06/01/2026
In the early 1940s, some 2,600 Jews lived in Dunaszerdahely, Hungary, almost half the town's population. They were an orthodox religious community, and most of them were traders and artisans, but there were also factory owners and bankers amongst them.
In 1940, many of the town's Jews were recruited for forced labour in the Hungarian Army. The army confiscated Jewish community buildings, including the school, to house the forced labourers.
From 1942, Dunaszerdahely became a transit point for Jewish refugees escaping from Slovakia when the deportation of Slovak Jewry began. In Dunaszerdahely they would receive forged papers and assistance finding hiding places in Hungary.
The German Army occupied Hungary on March 19, 1944. SS units entered Dunaszerdahely two days later. They disbanded the Jewish communal institutions, and a Judenrat was established in the town. On May 10, an order was issued to establish a ghetto in Dunaszerdahely. As well as Jews from the town itself, Jews from 72 villages in the Komarom district were confined in this ghetto. Police officers tortured the ghetto inhabitants in their attempt to find hidden valuables.
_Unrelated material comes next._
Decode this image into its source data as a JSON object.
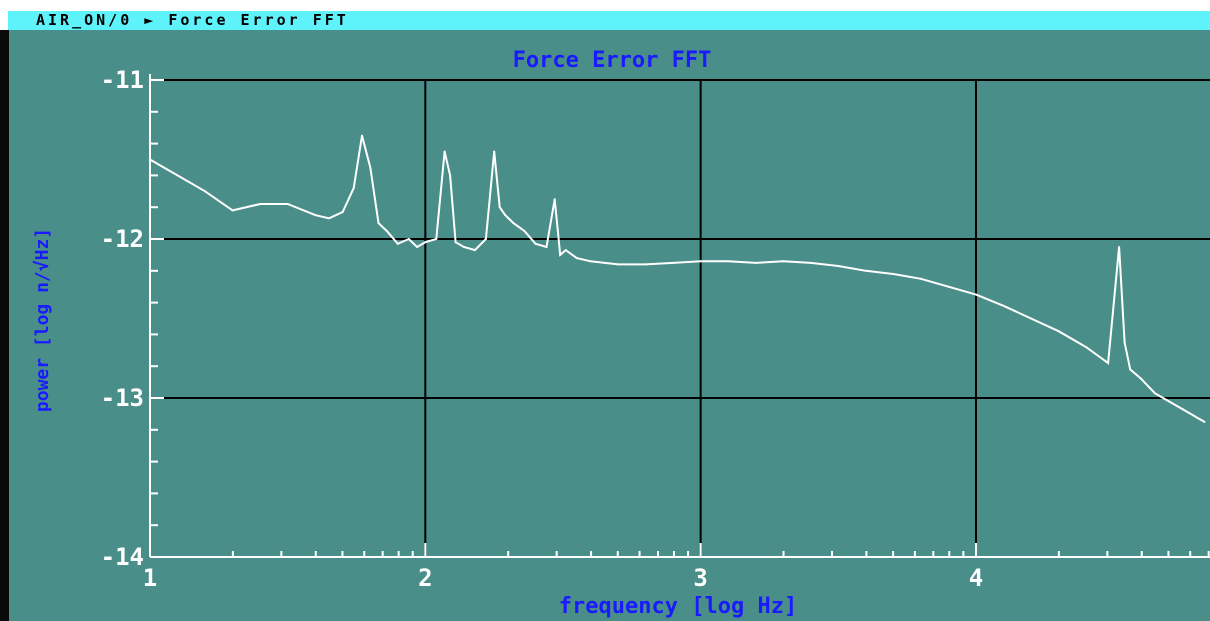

On June 5, all the Jewish men in Dunaszerdahely were recruited for forced labour, and only women, children and the elderly were left in the ghetto. On June 8, they were herded into the Great Synagogue and adjacent buildings, and deported to Auschwitz on two transports a week later. This photograph was taken at the second deportation.
From May-July 1944, 438,000 Hungarian Jews were deported to the extermination camps, principally Auschwitz, where most of them were gassed and killed immediately upon arrival.